8. Veya o memurlar nazır müşahitlerdir ki gördükleri evâmir-i tekviniyeye karşı yaptıkları itaat ve inkıyad ile…
Lem’alar mütalaasına kaldığımız yerden devam ediyoruz:
Veya o memurlar nazır müşahitlerdir ki gördükleri evâmir-i tekviniyeye karşı yaptıkları itaat ve inkıyad ile istidatlarına göre bir nevi ibadet yapmış olurlar. (Mesnevi-i Nuriye, Lem’alar)
(Nazır: Gören / Müşahit: Seyirci / Evâmir-i tekviniye: Yaratılışa ait emirler / İnkıyad: Boyun eğme / İstidat: Kabiliyet)

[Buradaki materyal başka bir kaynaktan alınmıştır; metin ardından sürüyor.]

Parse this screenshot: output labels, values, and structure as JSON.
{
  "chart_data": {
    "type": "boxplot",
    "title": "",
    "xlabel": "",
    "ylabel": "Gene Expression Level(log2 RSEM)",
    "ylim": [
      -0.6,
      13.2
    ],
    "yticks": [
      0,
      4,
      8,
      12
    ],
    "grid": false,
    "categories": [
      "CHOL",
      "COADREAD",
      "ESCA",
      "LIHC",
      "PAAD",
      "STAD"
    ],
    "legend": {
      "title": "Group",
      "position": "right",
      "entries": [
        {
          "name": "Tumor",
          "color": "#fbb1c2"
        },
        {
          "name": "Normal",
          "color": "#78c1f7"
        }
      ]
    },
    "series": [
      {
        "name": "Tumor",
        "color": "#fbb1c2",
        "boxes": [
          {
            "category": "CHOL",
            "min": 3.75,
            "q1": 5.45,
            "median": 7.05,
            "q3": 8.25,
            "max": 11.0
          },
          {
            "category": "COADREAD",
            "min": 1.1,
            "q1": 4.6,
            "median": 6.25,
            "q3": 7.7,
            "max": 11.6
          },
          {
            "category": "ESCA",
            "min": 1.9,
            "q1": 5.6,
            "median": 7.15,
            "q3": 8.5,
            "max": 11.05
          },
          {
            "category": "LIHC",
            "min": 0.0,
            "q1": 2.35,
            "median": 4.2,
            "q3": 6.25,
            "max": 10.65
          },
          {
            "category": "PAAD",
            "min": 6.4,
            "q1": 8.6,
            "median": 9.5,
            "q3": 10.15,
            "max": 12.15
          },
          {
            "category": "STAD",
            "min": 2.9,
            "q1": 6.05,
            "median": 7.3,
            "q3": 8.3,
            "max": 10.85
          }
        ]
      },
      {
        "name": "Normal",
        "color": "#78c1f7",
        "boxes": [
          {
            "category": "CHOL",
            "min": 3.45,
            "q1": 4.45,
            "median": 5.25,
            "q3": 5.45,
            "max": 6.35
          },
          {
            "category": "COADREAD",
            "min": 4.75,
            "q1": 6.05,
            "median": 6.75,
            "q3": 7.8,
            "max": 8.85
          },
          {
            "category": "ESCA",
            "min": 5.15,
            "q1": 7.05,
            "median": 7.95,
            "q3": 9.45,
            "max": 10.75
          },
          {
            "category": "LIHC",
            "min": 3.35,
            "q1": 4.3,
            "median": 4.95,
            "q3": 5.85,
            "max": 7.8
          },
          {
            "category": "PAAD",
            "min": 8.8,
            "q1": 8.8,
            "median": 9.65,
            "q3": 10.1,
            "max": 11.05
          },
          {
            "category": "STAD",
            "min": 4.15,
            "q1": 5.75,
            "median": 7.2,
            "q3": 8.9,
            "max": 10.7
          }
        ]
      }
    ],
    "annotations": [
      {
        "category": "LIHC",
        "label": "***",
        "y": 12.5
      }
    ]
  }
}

Bu ifade ile sebeplerin bir vazifesini daha öğrendik: Nazır bir seyirci olmak!
Mesela Hz. Mikâil’in vazifesi tabiat olaylarına nezarettir. Hz. Mikâil’in icatta hiçbir müdahalesi, yaratmada en küçük bir tesiri yoktur. Ağaç nasıl bir sebepse ve meyveyi yaratmada hiçbir tesiri yoksa, Hz. Mikâil de aynı ağaç gibi bir sebeptir ve icatta hiçbir müdahalesi yoktur. Vazifesi seyirdir ve izlemektir. Allah’ın yaratmasını, beslemesini, hayat vermesini, varlıkları terbiye etmesini ve rububiyetin diğer tecellilerini seyreder ve bu seyir karşısında hayret ve muhabbetle tesbih ve zikir eder.
Bize yanlış öğretildi. Denildi ki:
— Hz. Mikâil tabiat olaylarını sevk ve idare eder.

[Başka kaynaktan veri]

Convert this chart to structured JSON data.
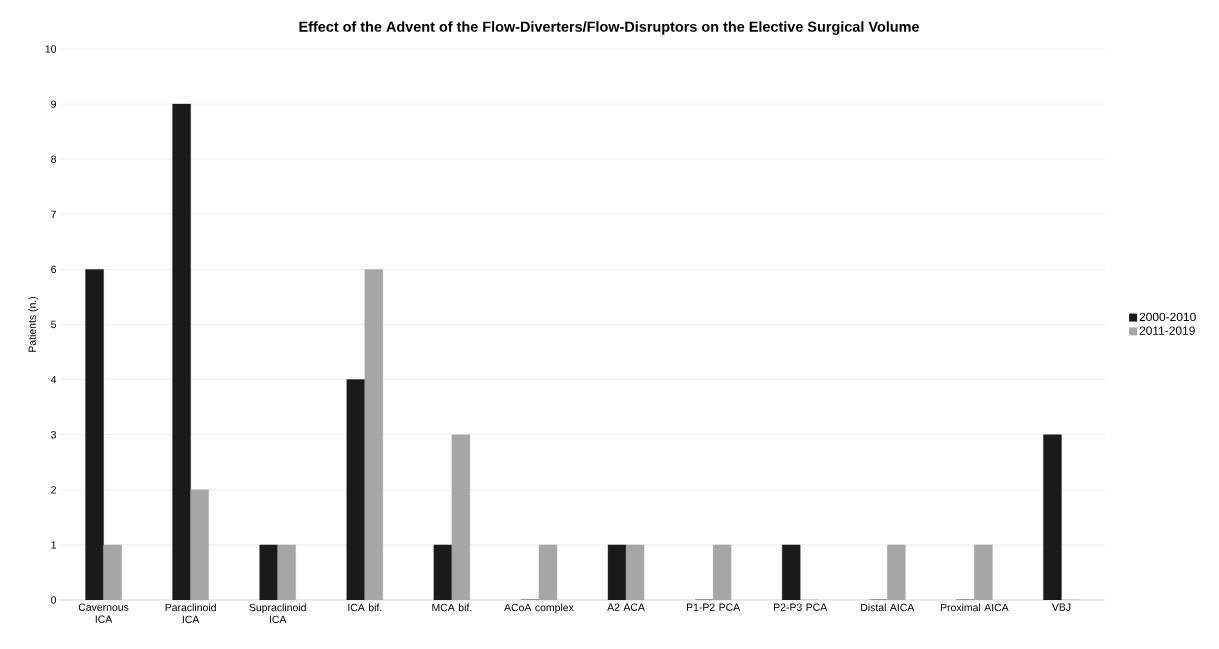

Bu, tamamen yanlış bir ifadedir. Tabiat olaylarını Hz. Mikâil değil, Allah sevk ve idare eder. Hz. Mikâil ise sadece bir seyirci ve nazırdır. Sevk ve idarede hiçbir müdahalesi yoktur.
Yine Hz. Azrail ruhların alınmasında görevlendirilmiştir. Ruhu hakikatte alan ve kulunu öldüren Allahu Teâlâ’dır. Hz. Azrail öldürme faaliyetinin sadece bir seyircisi ve bu hikmetli faaliyetin bir izleyicisidir. Ölüm hadisesinde Hz. Azrail’in hiçbir tesiri ve müdahalesi yoktur.

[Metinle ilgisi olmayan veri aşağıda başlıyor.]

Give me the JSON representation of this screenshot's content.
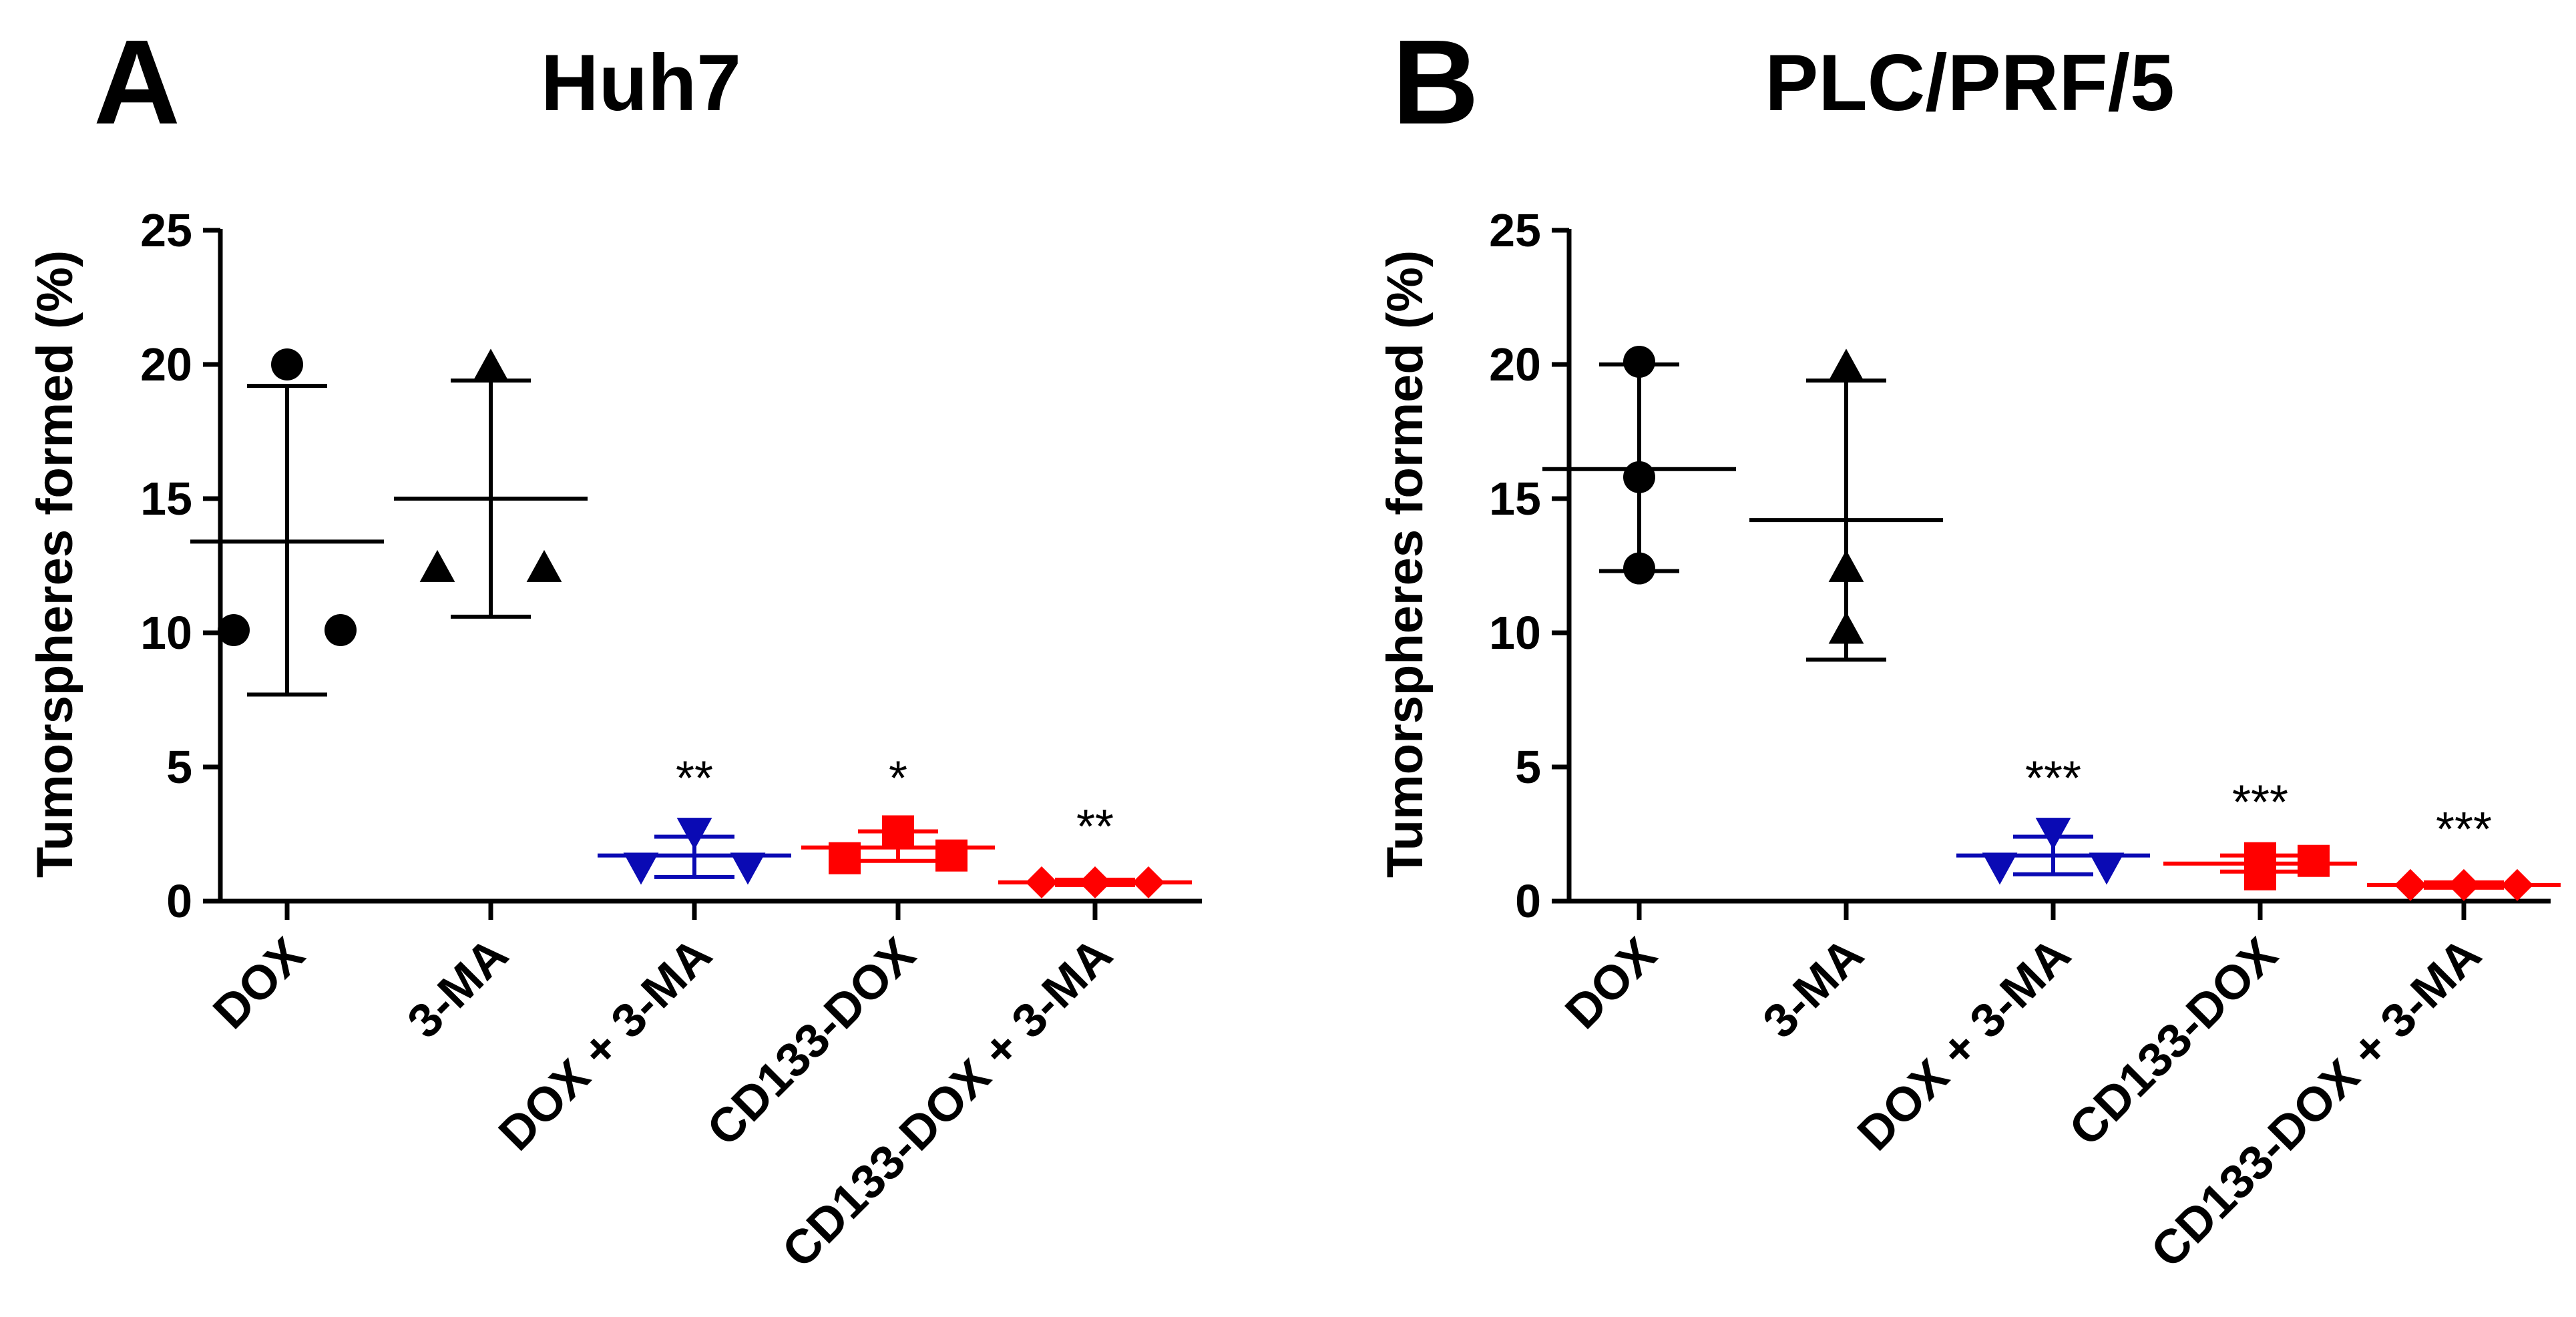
{
  "chart_data": [
    {
      "type": "scatter",
      "panel_label": "A",
      "title": "Huh7",
      "ylabel": "Tumorspheres formed (%)",
      "xlabel": "",
      "ylim": [
        0,
        25
      ],
      "yticks": [
        "0",
        "5",
        "10",
        "15",
        "20",
        "25"
      ],
      "categories": [
        "DOX",
        "3-MA",
        "DOX + 3-MA",
        "CD133-DOX",
        "CD133-DOX + 3-MA"
      ],
      "groups": [
        {
          "name": "DOX",
          "marker": "circle",
          "color": "#000000",
          "points": [
            20.0,
            10.1,
            10.1
          ],
          "mean": 13.4,
          "sd_low": 7.7,
          "sd_high": 19.2,
          "significance": ""
        },
        {
          "name": "3-MA",
          "marker": "triangle-up",
          "color": "#000000",
          "points": [
            19.9,
            12.4,
            12.4
          ],
          "mean": 15.0,
          "sd_low": 10.6,
          "sd_high": 19.4,
          "significance": ""
        },
        {
          "name": "DOX + 3-MA",
          "marker": "triangle-down",
          "color": "#0a0ab4",
          "points": [
            2.6,
            1.3,
            1.3
          ],
          "mean": 1.7,
          "sd_low": 0.9,
          "sd_high": 2.4,
          "significance": "**"
        },
        {
          "name": "CD133-DOX",
          "marker": "square",
          "color": "#ff0000",
          "points": [
            2.6,
            1.6,
            1.7
          ],
          "mean": 2.0,
          "sd_low": 1.5,
          "sd_high": 2.6,
          "significance": "*"
        },
        {
          "name": "CD133-DOX + 3-MA",
          "marker": "diamond",
          "color": "#ff0000",
          "points": [
            0.7,
            0.7,
            0.7
          ],
          "mean": 0.7,
          "sd_low": 0.6,
          "sd_high": 0.8,
          "significance": "**"
        }
      ]
    },
    {
      "type": "scatter",
      "panel_label": "B",
      "title": "PLC/PRF/5",
      "ylabel": "Tumorspheres formed (%)",
      "xlabel": "",
      "ylim": [
        0,
        25
      ],
      "yticks": [
        "0",
        "5",
        "10",
        "15",
        "20",
        "25"
      ],
      "categories": [
        "DOX",
        "3-MA",
        "DOX + 3-MA",
        "CD133-DOX",
        "CD133-DOX + 3-MA"
      ],
      "groups": [
        {
          "name": "DOX",
          "marker": "circle",
          "color": "#000000",
          "points": [
            20.1,
            15.8,
            12.4
          ],
          "mean": 16.1,
          "sd_low": 12.3,
          "sd_high": 20.0,
          "significance": ""
        },
        {
          "name": "3-MA",
          "marker": "triangle-up",
          "color": "#000000",
          "points": [
            19.9,
            12.4,
            10.1
          ],
          "mean": 14.2,
          "sd_low": 9.0,
          "sd_high": 19.4,
          "significance": ""
        },
        {
          "name": "DOX + 3-MA",
          "marker": "triangle-down",
          "color": "#0a0ab4",
          "points": [
            2.6,
            1.3,
            1.3
          ],
          "mean": 1.7,
          "sd_low": 1.0,
          "sd_high": 2.4,
          "significance": "***"
        },
        {
          "name": "CD133-DOX",
          "marker": "square",
          "color": "#ff0000",
          "points": [
            1.6,
            1.0,
            1.5
          ],
          "mean": 1.4,
          "sd_low": 1.1,
          "sd_high": 1.7,
          "significance": "***"
        },
        {
          "name": "CD133-DOX + 3-MA",
          "marker": "diamond",
          "color": "#ff0000",
          "points": [
            0.6,
            0.6,
            0.6
          ],
          "mean": 0.6,
          "sd_low": 0.5,
          "sd_high": 0.7,
          "significance": "***"
        }
      ]
    }
  ]
}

— Peki, acaba hayvanat bu nazır seyirci kısmına dâhil midir? Hayvanlar da melekler gibi Allah’ın kudretinin icraatına nazır bir müşahit midir?
Evet, hayvanat da bu kısma dâhildir ve onlar da nazır birer müşahittir. Şimdi diyeceksiniz ki:
— Hayvanat, kudret-i İlahiyenin icraatına nasıl seyirci olabilir? Onların aklı mı var ki seyirci olabilsin? Her söz bir delil ister, sen de bu sözüne delil göster.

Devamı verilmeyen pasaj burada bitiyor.